La reprise du bien meuble corporel effectuée en infraction aux dispositions de l'article VII. 108 entraîne la résolution du contrat de crédit. Le prêteur est tenu de rembourser la totalité des sommes versées endéans les trente jours.

Commentaire

La clause de réserve de propriété et les conditions dans lesquelles la reprise du bien peut être exercée sont réglées par l’article VII.108, § 1. Elle édicte une sanction originale si le bien est repris sans respecter les conditions de cet article.

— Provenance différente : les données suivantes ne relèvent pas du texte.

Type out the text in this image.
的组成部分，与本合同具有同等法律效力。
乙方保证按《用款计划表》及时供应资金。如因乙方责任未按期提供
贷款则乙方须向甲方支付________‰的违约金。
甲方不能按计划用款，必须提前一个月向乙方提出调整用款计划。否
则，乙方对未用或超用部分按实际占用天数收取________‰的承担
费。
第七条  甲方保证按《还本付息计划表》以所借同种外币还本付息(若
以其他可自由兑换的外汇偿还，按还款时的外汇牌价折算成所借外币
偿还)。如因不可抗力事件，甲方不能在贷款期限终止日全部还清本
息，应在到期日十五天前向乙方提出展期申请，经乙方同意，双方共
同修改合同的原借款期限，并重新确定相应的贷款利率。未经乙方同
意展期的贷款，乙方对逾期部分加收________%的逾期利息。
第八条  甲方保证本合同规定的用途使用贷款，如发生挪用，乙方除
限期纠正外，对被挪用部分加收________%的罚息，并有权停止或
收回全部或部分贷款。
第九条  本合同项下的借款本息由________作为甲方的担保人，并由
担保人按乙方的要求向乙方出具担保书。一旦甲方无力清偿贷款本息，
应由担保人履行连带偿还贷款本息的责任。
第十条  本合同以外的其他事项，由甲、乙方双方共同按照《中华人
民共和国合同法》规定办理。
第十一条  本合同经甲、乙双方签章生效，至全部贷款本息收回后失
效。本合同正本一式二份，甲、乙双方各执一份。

La résolution du contrat de crédit a pour conséquence que le prêteur est tenu de restituer toutes les sommes qu'il a perçues mais il conservera par contre le bien qu'il aurait repris en violation de la disposition. Cette sanction s’applique tant aux formalités préalables à la reprise du bien en tant que telle (mise en demeure, accord écrit ou autorisation du juge) qu’aux formalités entourant la réalisation du bien (notification du prix obtenu au consommateur, interdiction de l’enrichissement injustifié). Le tribunal de première instance de Liège a souligné qu'il s'agit d'une sanction à l'égard du prêteur ce qui implique que la vente elle-même n'est pas annulée. Le consommateur ne doit donc pas rembourser le solde du crédit (diminué du prix de vente du bien repris) (Civ. Liège, 29 septembre 2009, Ann. Jur. 2009, 63).

Le CDE oblige à restituer les sommes dans les trente jours de la reprise. Si, comme il paraît assez vraisemblable, la restitution intervient ensuite d'une décision judiciaire, le délai ne sera pas respecté.

Le prêteur devrait en pareil cas être condamné à payer des intérêts de retard depuis la date d'exigibilité fixée par la loi.